Embenchen - the Emscripten benchmark suite

FAQ

Is this a meaningful benchmark?

The Emscripten benchmark suite has grown over time in the Emscripten project, with two goals: To pinpoint areas where Emscripten output is slower than native code, so those can be focused on, and to prevent regressions. This benchmark suite contains two sets of tests: microbenchmarks, which were mainly designed to test performance on specific issues, and are probably not representative of real-world code, and macrobenchmarks (bullet, box2d, lua, zlib) which are real-world code that we believe is important and interesting.

The macrobenchmark results, therefore, are meaningful and worth looking at. The microbenchmarks on the other hand are less important, but might still be interesting in some cases.

What can I compare to what here?

The benchmark changes over time as Emscripten and LLVM improve, so you cannot compare different versions of the benchmark to each other (see version number above). What you can do is to compare the same version, on the same machine, on different browsers.

Will my browser freeze up if I press the button?

Fear not!
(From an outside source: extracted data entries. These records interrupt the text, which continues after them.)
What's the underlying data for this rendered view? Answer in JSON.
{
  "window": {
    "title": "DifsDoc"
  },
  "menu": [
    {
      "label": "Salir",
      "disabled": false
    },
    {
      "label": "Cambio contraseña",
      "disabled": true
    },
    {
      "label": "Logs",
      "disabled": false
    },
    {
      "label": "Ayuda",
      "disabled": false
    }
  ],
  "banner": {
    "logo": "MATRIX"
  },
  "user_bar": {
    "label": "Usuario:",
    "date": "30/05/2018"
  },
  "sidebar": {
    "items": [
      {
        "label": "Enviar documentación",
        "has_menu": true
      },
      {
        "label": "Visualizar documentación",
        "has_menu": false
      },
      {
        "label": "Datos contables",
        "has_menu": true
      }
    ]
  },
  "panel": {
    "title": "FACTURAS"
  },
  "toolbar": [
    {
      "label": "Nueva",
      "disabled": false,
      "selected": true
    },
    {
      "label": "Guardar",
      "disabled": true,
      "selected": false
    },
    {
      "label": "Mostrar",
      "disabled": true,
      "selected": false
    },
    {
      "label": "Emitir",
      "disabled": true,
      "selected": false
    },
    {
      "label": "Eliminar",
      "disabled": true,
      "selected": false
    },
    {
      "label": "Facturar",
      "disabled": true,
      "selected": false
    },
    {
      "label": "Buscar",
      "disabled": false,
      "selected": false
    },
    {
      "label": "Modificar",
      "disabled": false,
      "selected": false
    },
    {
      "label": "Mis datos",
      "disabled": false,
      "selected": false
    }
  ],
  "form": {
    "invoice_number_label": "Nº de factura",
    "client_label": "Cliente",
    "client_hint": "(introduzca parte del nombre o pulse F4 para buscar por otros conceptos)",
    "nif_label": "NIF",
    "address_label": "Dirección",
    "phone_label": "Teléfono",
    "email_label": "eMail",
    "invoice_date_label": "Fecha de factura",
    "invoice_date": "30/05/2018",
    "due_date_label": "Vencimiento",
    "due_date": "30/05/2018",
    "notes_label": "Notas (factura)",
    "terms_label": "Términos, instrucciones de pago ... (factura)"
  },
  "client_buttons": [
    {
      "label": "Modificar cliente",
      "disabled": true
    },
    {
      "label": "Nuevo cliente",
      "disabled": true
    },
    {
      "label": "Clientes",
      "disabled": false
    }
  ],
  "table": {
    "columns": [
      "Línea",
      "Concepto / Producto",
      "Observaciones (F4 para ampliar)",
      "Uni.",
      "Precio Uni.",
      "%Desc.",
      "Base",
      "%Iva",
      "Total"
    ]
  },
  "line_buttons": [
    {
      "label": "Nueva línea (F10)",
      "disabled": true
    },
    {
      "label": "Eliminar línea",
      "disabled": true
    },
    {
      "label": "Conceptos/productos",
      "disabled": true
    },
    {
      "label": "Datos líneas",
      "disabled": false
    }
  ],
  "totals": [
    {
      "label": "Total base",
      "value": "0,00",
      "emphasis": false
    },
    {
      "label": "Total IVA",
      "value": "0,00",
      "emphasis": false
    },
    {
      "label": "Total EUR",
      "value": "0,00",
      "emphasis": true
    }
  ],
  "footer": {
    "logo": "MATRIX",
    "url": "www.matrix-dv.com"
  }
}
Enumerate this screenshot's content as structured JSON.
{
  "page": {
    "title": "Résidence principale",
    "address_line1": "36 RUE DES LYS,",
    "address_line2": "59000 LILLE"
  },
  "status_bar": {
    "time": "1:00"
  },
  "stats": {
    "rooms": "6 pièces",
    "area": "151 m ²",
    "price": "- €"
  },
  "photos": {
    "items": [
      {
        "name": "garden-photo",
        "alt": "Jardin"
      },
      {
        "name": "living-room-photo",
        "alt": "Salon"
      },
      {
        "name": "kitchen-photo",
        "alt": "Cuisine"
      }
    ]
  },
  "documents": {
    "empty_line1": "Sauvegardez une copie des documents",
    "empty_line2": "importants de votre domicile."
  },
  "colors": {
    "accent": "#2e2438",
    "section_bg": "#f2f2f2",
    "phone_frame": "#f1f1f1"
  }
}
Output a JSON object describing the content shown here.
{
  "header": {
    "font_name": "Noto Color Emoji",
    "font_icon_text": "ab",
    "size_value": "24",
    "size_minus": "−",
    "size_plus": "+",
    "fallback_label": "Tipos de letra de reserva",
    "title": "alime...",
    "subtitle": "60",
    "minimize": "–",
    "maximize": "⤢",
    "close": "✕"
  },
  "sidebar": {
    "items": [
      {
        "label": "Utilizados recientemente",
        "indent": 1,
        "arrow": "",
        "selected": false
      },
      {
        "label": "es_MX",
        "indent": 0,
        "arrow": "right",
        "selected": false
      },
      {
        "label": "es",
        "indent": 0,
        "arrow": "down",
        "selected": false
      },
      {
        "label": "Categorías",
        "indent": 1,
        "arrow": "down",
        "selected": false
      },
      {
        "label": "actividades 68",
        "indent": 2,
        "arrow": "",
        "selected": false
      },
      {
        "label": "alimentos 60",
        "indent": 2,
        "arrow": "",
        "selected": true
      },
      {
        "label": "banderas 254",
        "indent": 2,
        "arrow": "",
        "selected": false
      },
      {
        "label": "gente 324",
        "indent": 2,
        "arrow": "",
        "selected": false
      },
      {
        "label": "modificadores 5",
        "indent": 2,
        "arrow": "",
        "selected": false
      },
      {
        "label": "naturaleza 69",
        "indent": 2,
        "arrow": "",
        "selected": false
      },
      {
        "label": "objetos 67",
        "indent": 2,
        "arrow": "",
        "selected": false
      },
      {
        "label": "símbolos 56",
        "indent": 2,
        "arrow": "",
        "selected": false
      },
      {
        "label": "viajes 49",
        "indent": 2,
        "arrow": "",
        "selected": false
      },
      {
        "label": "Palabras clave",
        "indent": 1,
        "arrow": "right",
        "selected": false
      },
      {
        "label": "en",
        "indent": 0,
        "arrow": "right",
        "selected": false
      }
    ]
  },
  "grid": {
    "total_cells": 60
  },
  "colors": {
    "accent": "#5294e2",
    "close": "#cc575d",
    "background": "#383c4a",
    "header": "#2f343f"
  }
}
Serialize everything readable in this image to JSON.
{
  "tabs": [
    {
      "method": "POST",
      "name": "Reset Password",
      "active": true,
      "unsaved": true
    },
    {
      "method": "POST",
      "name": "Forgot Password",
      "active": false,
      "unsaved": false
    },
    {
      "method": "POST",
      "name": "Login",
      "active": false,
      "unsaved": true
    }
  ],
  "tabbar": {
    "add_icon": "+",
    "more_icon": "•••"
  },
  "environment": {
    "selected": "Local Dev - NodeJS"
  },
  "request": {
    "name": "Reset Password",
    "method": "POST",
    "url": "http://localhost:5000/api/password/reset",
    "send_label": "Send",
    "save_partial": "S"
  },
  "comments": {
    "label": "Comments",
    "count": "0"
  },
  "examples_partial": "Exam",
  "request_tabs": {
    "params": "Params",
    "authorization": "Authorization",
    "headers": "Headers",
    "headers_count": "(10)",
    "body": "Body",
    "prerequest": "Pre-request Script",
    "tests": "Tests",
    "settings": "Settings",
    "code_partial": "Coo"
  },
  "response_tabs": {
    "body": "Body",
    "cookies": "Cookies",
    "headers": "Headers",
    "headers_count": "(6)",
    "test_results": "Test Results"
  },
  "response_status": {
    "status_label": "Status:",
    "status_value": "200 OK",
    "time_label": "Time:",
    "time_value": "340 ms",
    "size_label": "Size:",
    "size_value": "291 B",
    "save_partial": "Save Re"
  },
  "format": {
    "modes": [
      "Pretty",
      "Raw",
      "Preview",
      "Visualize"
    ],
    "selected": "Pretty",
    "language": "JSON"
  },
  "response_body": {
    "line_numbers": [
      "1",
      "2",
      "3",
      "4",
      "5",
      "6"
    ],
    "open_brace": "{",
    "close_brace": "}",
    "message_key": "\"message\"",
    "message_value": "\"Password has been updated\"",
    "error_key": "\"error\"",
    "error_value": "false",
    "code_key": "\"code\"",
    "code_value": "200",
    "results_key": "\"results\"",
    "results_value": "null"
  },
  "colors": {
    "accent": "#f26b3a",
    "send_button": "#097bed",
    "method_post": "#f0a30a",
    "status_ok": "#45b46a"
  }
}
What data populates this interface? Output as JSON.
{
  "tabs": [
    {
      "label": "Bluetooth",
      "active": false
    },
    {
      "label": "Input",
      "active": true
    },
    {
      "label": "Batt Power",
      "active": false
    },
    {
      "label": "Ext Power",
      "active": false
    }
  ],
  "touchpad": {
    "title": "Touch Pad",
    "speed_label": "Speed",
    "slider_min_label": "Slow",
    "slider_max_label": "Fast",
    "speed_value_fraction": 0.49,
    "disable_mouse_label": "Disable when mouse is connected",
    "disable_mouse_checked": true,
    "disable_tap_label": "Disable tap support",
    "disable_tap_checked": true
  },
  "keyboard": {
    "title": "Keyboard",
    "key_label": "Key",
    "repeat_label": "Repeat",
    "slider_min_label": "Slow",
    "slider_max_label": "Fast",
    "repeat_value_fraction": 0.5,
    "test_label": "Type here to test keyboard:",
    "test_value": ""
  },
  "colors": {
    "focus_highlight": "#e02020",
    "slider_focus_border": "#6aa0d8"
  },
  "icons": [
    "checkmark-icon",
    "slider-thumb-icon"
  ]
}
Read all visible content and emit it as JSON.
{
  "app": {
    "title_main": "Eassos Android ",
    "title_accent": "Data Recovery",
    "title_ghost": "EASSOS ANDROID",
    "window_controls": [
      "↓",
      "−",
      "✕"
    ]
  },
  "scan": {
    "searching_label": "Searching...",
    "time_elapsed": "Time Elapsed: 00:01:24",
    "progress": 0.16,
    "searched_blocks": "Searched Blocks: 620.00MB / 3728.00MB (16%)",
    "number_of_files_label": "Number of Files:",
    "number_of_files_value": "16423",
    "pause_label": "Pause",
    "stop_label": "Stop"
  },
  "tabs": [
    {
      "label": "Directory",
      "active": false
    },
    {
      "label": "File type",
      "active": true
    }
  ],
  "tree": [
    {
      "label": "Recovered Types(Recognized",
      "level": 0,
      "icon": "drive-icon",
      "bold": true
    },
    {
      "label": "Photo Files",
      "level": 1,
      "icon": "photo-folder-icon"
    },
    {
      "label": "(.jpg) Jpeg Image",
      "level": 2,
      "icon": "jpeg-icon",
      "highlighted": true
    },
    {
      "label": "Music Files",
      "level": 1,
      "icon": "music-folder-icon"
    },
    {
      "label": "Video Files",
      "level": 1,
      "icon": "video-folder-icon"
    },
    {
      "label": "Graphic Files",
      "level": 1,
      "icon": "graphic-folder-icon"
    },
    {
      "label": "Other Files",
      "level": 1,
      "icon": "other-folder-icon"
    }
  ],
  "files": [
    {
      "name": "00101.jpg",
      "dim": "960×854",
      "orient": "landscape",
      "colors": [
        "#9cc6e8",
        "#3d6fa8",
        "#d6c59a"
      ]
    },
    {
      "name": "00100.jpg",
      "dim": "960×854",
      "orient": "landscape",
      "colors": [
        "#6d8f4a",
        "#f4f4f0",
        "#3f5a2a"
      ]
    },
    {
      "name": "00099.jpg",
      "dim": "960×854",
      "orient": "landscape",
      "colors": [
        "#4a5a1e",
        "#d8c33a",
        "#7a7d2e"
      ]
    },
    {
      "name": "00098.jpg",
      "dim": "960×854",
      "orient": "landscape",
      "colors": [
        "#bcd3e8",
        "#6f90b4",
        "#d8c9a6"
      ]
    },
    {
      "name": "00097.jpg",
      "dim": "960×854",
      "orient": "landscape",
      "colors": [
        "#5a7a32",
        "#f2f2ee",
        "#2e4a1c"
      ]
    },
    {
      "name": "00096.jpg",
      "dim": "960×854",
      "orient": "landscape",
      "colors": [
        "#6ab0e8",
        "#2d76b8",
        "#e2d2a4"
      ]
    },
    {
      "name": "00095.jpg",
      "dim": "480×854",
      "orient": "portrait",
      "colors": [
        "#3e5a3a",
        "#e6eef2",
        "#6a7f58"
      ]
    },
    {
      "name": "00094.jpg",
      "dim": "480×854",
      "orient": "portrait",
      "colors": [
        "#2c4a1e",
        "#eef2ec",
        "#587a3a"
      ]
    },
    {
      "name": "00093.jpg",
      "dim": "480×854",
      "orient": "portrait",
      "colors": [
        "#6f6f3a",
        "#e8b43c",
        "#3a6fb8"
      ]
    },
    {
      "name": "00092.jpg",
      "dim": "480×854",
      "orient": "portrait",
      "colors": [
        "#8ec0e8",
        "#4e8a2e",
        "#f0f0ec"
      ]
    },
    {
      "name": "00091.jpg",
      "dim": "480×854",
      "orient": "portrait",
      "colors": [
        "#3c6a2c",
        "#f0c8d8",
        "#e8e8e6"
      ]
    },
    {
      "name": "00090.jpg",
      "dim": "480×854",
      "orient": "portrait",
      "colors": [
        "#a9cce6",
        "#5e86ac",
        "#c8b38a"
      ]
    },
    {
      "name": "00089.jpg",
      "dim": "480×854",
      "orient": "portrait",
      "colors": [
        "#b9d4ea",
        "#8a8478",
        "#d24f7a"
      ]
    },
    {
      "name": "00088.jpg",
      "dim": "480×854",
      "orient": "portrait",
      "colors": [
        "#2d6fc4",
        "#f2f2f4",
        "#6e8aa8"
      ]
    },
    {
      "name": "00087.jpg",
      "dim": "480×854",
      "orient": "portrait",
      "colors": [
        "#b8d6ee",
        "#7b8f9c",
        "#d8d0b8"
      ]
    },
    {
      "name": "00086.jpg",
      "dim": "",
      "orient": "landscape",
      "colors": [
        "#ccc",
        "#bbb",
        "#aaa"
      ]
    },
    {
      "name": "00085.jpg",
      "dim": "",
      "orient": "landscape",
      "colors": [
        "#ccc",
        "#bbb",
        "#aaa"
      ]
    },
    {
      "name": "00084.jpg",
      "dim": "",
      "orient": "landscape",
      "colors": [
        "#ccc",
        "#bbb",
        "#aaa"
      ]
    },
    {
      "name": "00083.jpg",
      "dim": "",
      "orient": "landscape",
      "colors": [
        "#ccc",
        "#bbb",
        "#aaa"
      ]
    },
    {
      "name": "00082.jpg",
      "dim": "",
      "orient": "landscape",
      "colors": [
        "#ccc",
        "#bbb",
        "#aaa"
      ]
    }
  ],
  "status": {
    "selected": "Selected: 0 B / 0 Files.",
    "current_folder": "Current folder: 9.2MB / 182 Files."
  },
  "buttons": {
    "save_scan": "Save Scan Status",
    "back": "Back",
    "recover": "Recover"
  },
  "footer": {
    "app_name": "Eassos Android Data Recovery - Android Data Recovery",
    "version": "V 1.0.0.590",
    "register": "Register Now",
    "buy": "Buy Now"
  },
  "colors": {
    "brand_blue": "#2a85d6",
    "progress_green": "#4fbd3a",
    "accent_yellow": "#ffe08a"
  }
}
Each benchmark runs in a worker, so the browser will remain responsive.

How can I build these benchmarks myself?

Run tests/runner.py benchmark in Emscripten, after editing tests/test_benchmark.py to enable the line with "embenchen" on it (you can also disable other measurements there if you want, and can set DEFAULT_ARG to 0 to just build (and not measure).

What settings are these builds made with?

-O3 -profiling . That is a fully optimized build but not fully minified, so that you can inspect the source code, look at profiler measurements, etc. The minification not done here should only affect startup speed; throughput should still be maximal. (Don't be surprised by the source code size of the benchmarks; minified builds would be far smaller.)

Is startup time a factor in these tests?

The goal here is mainly throughput, not startup, mainly because we are interested in long-running computation-intensive code. Another reason is that it's not easy to measure "everything but startup", because JS engines may start to parse or even compile code as it is downloaded, so ignoring download may also ignore some parsing, etc. Therefore, to focus on throughput, these tests measure time before main() is to be called, and right after it.